Lisa Savage, standing, facilitates a meeting of activists held to discuss the fiscal cliff on Saturday in Augusta.
Staff photo by Joe Phelan
About 40 liberal activists gathered in Augusta Saturday to map out a strategy to push back against what they described as corporate dominance of government. They hope to present a unified front to amplify the voices of ordinary Mainers.
Several organizations will use the name Alliance for the Common Good to engage in educating the public, pressuring state legislators and Maine's Congressional delegation, and advocating that Washington's solution to the so-called fiscal cliff target military spending, not the social safety net.
Several people said that the incoming Democratic majority in the Legislature and a new, independent U.S. senator provide openings to push progressive policy.
"This is a moment where we have an opportunity to win a huge conversation about where our money comes from and what it goes toward," said Kevin Simowitz, York County organizer for Maine People's Alliance.
Simowitz said the alliance's priorities in the next few years include immigration, the environment and health care, and all have price tags attached.
Several other people said those issues are also important to them, along with campaign finance reform, public education and support for poor and vulnerable people.

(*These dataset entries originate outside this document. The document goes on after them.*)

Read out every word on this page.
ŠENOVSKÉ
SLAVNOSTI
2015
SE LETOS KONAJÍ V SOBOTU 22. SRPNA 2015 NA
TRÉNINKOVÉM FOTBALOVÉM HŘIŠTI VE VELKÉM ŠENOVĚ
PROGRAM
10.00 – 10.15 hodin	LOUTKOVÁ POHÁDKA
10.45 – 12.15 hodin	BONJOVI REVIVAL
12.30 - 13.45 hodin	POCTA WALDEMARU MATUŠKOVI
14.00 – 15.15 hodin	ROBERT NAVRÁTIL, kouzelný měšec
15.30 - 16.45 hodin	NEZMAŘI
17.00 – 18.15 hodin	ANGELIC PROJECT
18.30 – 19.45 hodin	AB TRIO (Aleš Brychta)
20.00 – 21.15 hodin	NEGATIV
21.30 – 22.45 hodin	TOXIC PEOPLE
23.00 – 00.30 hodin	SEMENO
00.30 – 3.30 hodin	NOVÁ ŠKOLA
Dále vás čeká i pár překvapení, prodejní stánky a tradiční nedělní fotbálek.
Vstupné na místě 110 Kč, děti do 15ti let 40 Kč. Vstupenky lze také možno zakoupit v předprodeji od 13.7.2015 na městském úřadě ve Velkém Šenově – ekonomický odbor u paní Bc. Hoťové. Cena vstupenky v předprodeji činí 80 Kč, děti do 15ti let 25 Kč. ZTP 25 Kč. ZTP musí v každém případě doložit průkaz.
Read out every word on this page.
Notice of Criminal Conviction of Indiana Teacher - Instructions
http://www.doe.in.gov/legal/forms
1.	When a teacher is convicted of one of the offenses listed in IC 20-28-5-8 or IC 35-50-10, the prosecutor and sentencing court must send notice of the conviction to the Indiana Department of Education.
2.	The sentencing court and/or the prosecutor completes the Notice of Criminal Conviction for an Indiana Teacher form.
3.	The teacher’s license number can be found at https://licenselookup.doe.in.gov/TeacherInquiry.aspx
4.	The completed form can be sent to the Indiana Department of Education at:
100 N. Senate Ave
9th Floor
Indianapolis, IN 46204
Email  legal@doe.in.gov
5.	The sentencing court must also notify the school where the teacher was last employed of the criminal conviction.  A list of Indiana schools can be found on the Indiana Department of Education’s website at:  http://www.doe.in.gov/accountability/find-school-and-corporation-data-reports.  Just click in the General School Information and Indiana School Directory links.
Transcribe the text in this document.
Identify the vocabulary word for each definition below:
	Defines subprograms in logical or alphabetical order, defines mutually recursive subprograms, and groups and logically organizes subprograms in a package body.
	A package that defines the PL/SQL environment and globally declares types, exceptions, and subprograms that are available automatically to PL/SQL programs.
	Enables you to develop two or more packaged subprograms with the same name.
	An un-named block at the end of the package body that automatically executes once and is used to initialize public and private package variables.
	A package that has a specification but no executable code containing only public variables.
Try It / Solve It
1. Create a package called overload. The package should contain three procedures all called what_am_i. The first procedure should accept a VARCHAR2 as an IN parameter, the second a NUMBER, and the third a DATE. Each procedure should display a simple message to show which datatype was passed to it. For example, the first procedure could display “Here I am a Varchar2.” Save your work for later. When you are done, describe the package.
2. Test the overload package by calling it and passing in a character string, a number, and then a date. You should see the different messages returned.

The meeting was organized by the Maine Campaign to Bring Our War $$ Home, and a common theme was the need to reorient the government away from military spending and toward investments in people.
Larry Dansinger, a volunteer with the campaign, touted the results of a penny poll conducted on Election Day. Maine voters dropped pennies into jars to show they want their tax dollars spent on education, health care and veterans benefits, not the military spending that makes up more than half of the federal discretionary budget.
The activists plan to make door-hangers to distribute that information and organize public meetings in several cities to talk about spending priorities.
Several of the groups that were represented Saturday are coordinating demonstrations for the opening day of the Legislature on Jan. 8. They plan to make signs tying their own issues to common themes such as "money out of politics" and "a Maine-based economy that protects our environment."
Several activists spoke of the need to put aside divisions and competing issues so that government officials will see unity among supporters of the environment, worker rights, gay rights, the Occupy movement, marijuana legalization and other causes.
"I have great hope that something powerful will come out of the people that are here," said Regis Tremblay, a filmmaker from Woolwich. "If we continue down the road of being single-issue people, we'll continue to lose, and we can't afford to lose any longer."
Some of the participants on Saturday have already requested a meeting with independent Sen.-elect Angus King, and several people spoke of the need to get him on board with their issues early.
Leslie Manning, president of the Maine Council of Churches, said she sees an opportunity with King but doesn't want the activists to ignore Maine's other representatives in Congress, especially Republican Sen. Susan Collins, who has an election coming up in 2014.
"As important as it is to talk to King, she is sending the signals out, in very discreet Morse code, that she's willing to be pushed harder," Manning said.
Collins is receptive on the environment, small businesses and reining in defense spending, Manning said, and all of those are popular with Maine people generally.